I’ve lived in Vancouver (on and off) for ten years. I was a wide-eyed 21-year-old when I got here. My big ambitions were to have a world map on my wall and to find people to throw a frisbee around with between classes; I actually wore Thai wrap pants with crocs (yes, in public) and I had to call my mom to tell me how to boil an egg. I thought I could survive on soy nuts and plain pasta. I’ve come a long way.
Today, I voted in the municipal elections. I’ve never done that before, ever. I’ve always found it completely overwhelming, there being some 27 different seats to fill, and it’s only been very recently that I’ve payed any attention at all to city hall.
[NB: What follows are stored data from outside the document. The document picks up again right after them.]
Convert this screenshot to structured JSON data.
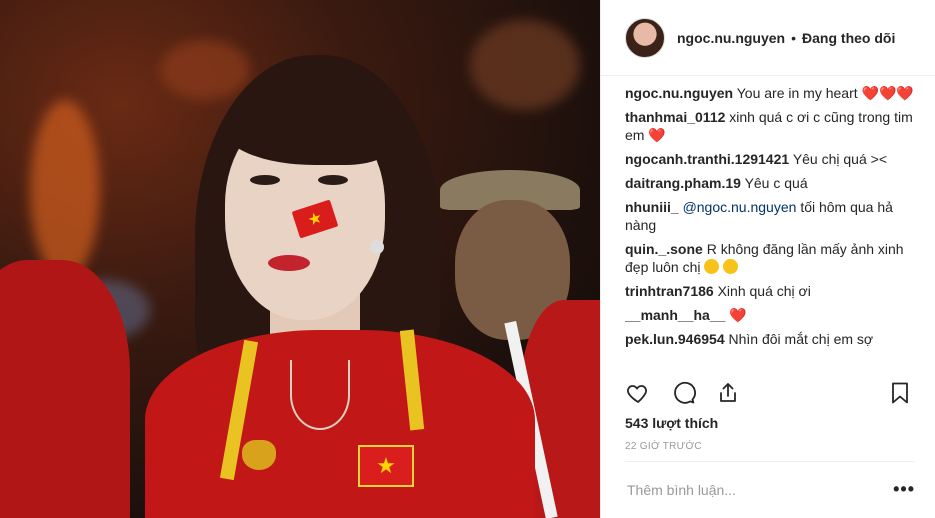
{
  "post": {
    "image_alt": "photo-of-fan-with-vietnam-flag"
  },
  "header": {
    "username": "ngoc.nu.nguyen",
    "separator": "•",
    "follow_status": "Đang theo dõi"
  },
  "comments": [
    {
      "user": "ngoc.nu.nguyen",
      "text": "You are in my heart",
      "hearts": "❤️❤️❤️"
    },
    {
      "user": "thanhmai_0112",
      "text": "xinh quá c ơi c cũng trong tim em",
      "hearts": "❤️"
    },
    {
      "user": "ngocanh.tranthi.1291421",
      "text": "Yêu chị quá ><"
    },
    {
      "user": "daitrang.pham.19",
      "text": "Yêu c quá"
    },
    {
      "user": "nhuniii_",
      "mention": "@ngoc.nu.nguyen",
      "text": "tối hôm qua hả nàng"
    },
    {
      "user": "quin._.sone",
      "text": "R không đăng lần mấy ảnh xinh đẹp luôn chị"
    },
    {
      "user": "trinhtran7186",
      "text": "Xinh quá chị ơi"
    },
    {
      "user": "__manh__ha__",
      "hearts": "❤️"
    },
    {
      "user": "pek.lun.946954",
      "text": "Nhìn đôi mắt chị em sợ"
    }
  ],
  "actions": {
    "like_icon": "heart-outline-icon",
    "comment_icon": "comment-bubble-icon",
    "share_icon": "share-upload-icon",
    "save_icon": "bookmark-icon"
  },
  "likes": "543 lượt thích",
  "timestamp": "22 GIỜ TRƯỚC",
  "add_comment": {
    "placeholder": "Thêm bình luận...",
    "more": "•••"
  },
  "colors": {
    "heart": "#e11d2e",
    "mention": "#003569",
    "muted": "#999999",
    "divider": "#efefef"
  }
}
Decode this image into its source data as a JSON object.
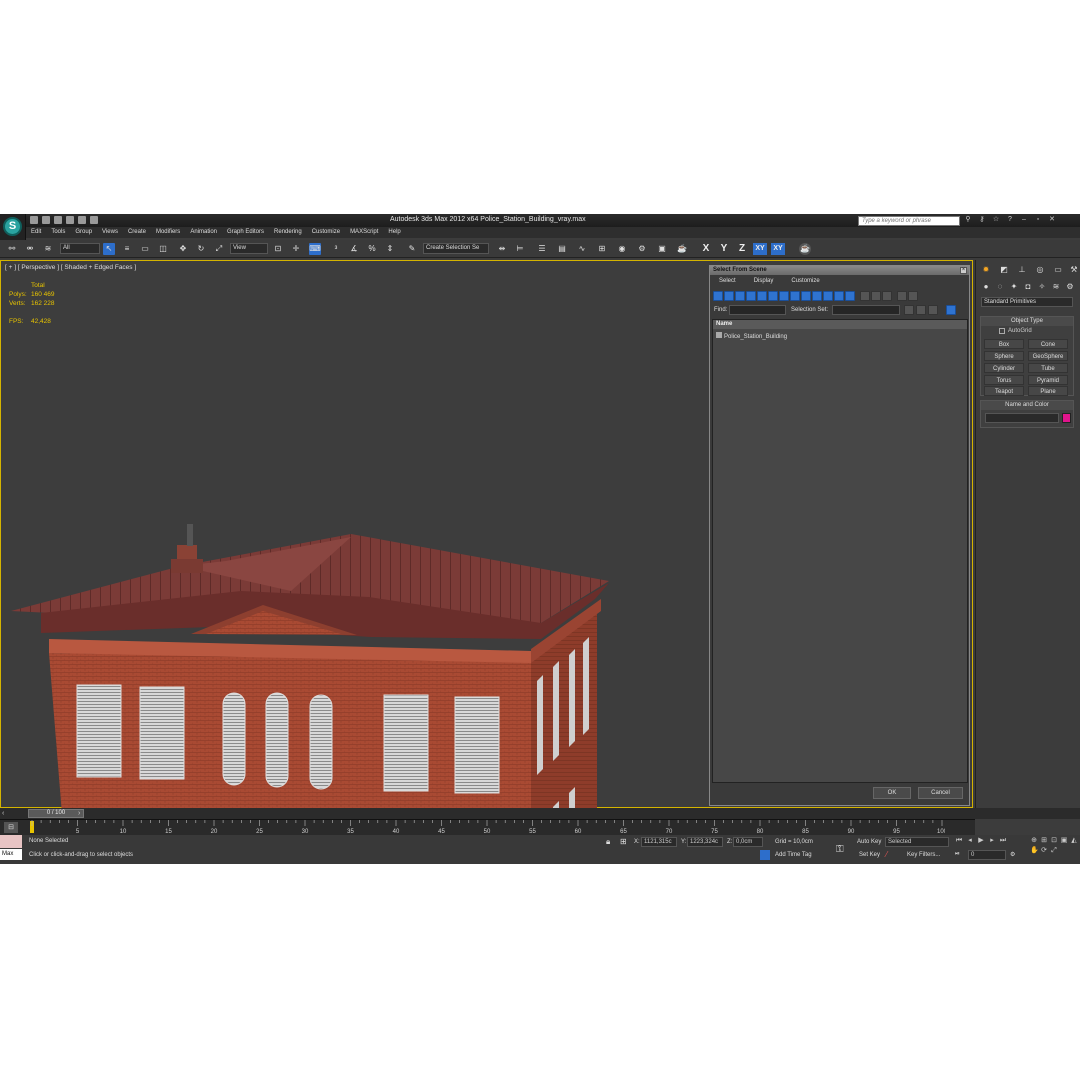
{
  "title": "Autodesk 3ds Max  2012 x64     Police_Station_Building_vray.max",
  "search_placeholder": "Type a keyword or phrase",
  "app_logo": "S",
  "menu": [
    "Edit",
    "Tools",
    "Group",
    "Views",
    "Create",
    "Modifiers",
    "Animation",
    "Graph Editors",
    "Rendering",
    "Customize",
    "MAXScript",
    "Help"
  ],
  "toolbar": {
    "selection_filter": "All",
    "ref_coord": "View",
    "named_selection": "Create Selection Se",
    "axis": [
      "X",
      "Y",
      "Z",
      "XY",
      "XY"
    ]
  },
  "viewport": {
    "label": "[ + ] [ Perspective ] [ Shaded + Edged Faces ]",
    "stats": {
      "total_label": "Total",
      "polys_label": "Polys:",
      "polys": "160 469",
      "verts_label": "Verts:",
      "verts": "162 228",
      "fps_label": "FPS:",
      "fps": "42,428"
    }
  },
  "dialog": {
    "title": "Select From Scene",
    "menu": [
      "Select",
      "Display",
      "Customize"
    ],
    "find_label": "Find:",
    "selection_set_label": "Selection Set:",
    "column_header": "Name",
    "items": [
      "Police_Station_Building"
    ],
    "ok": "OK",
    "cancel": "Cancel"
  },
  "command_panel": {
    "category": "Standard Primitives",
    "object_type_header": "Object Type",
    "autogrid": "AutoGrid",
    "primitives": [
      "Box",
      "Cone",
      "Sphere",
      "GeoSphere",
      "Cylinder",
      "Tube",
      "Torus",
      "Pyramid",
      "Teapot",
      "Plane"
    ],
    "name_color_header": "Name and Color",
    "object_color": "#e0148c"
  },
  "timeline": {
    "frame_counter": "0 / 100",
    "ticks": [
      "0",
      "5",
      "10",
      "15",
      "20",
      "25",
      "30",
      "35",
      "40",
      "45",
      "50",
      "55",
      "60",
      "65",
      "70",
      "75",
      "80",
      "85",
      "90",
      "95",
      "100"
    ]
  },
  "status": {
    "maxscript": "Max",
    "selection": "None Selected",
    "prompt": "Click or click-and-drag to select objects",
    "x_label": "X:",
    "x": "1121,315c",
    "y_label": "Y:",
    "y": "1223,324c",
    "z_label": "Z:",
    "z": "0,0cm",
    "grid": "Grid = 10,0cm",
    "add_time_tag": "Add Time Tag",
    "auto_key": "Auto Key",
    "set_key": "Set Key",
    "key_mode": "Selected",
    "key_filters": "Key Filters...",
    "current_frame": "0"
  }
}
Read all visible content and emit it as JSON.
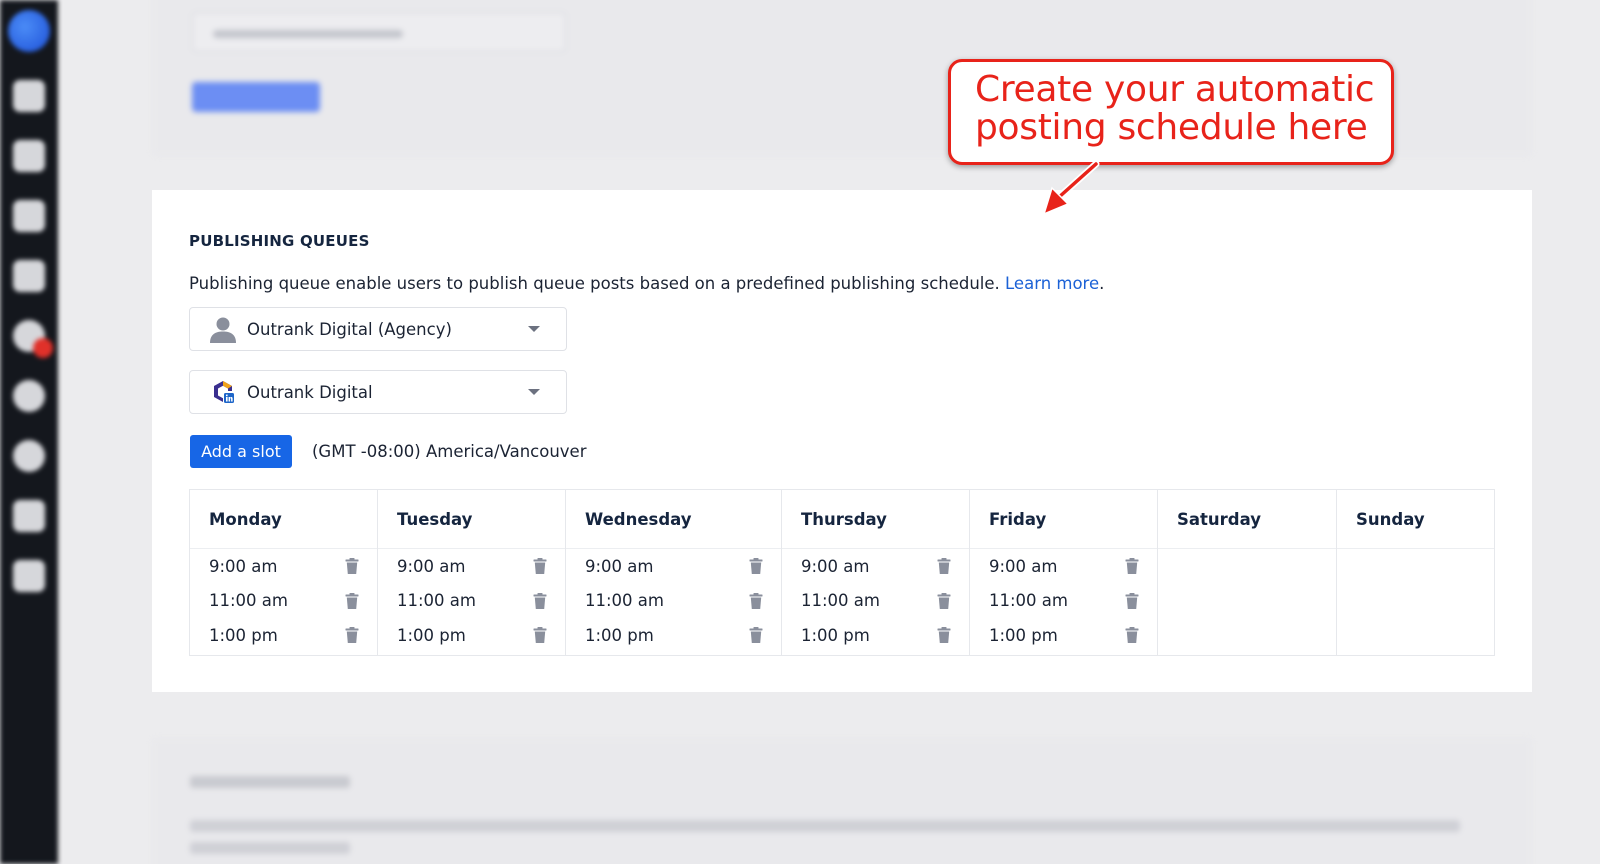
{
  "section": {
    "title": "PUBLISHING QUEUES",
    "description": "Publishing queue enable users to publish queue posts based on a predefined publishing schedule.",
    "learn_more": "Learn more",
    "learn_more_suffix": "."
  },
  "workspace_select": {
    "value": "Outrank Digital (Agency)",
    "icon": "user-avatar-icon"
  },
  "account_select": {
    "value": "Outrank Digital",
    "icon": "linkedin-page-icon"
  },
  "add_slot_label": "Add a slot",
  "timezone": "(GMT -08:00) America/Vancouver",
  "schedule": {
    "days": [
      {
        "name": "Monday",
        "slots": [
          "9:00 am",
          "11:00 am",
          "1:00 pm"
        ]
      },
      {
        "name": "Tuesday",
        "slots": [
          "9:00 am",
          "11:00 am",
          "1:00 pm"
        ]
      },
      {
        "name": "Wednesday",
        "slots": [
          "9:00 am",
          "11:00 am",
          "1:00 pm"
        ]
      },
      {
        "name": "Thursday",
        "slots": [
          "9:00 am",
          "11:00 am",
          "1:00 pm"
        ]
      },
      {
        "name": "Friday",
        "slots": [
          "9:00 am",
          "11:00 am",
          "1:00 pm"
        ]
      },
      {
        "name": "Saturday",
        "slots": []
      },
      {
        "name": "Sunday",
        "slots": []
      }
    ]
  },
  "callout": {
    "line1": "Create your automatic",
    "line2": "posting schedule here"
  },
  "colors": {
    "primary": "#1766e6",
    "link": "#1b61d6",
    "callout_red": "#e8231a",
    "sidebar": "#14171d"
  }
}
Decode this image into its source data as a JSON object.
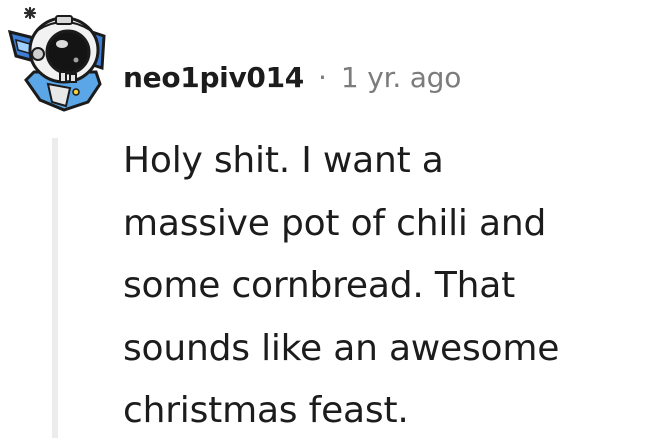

Apparently, I chose the year that everyone else did to exercise my right to vote.
Luckily for my poor brain, a friend of mine organized an election research party, and a couple of people there actually knew what they were talking about. There was a handy online tool that allowed you to read each potential council member’s blurb and select the ones you like best, then have your choices emailed to you.
After hours of reading, internal debating and eating chips, I had my carefully selected 27 choices.
So today, I showed up at the local voting station, a little catholic school with children’s drawings of birds on the walls and a big concrete-and-rebar expansion-in-progress outside, and got in line. The lineup extended outside and across the sidewalk, and I joined my fellow voters with my choices firmly in my phone. As an elderly British woman befriended her third fellow line waiter, I looked around at the diverse group of people in front of and behind me, many of whom I would never encounter in my every day life. The couple in front of me lightly discussed energy healing and rock concerts. A tiny elderly man with a shock of a white beard waited on a couch for his even tinier wife.
Then I noticed the sign prohibiting phone use while voting. I spent the next 20 minutes or so as I waited alternating between solitaire and trying to memorize my 27 choices. And I’m proud to say, I only forgot two.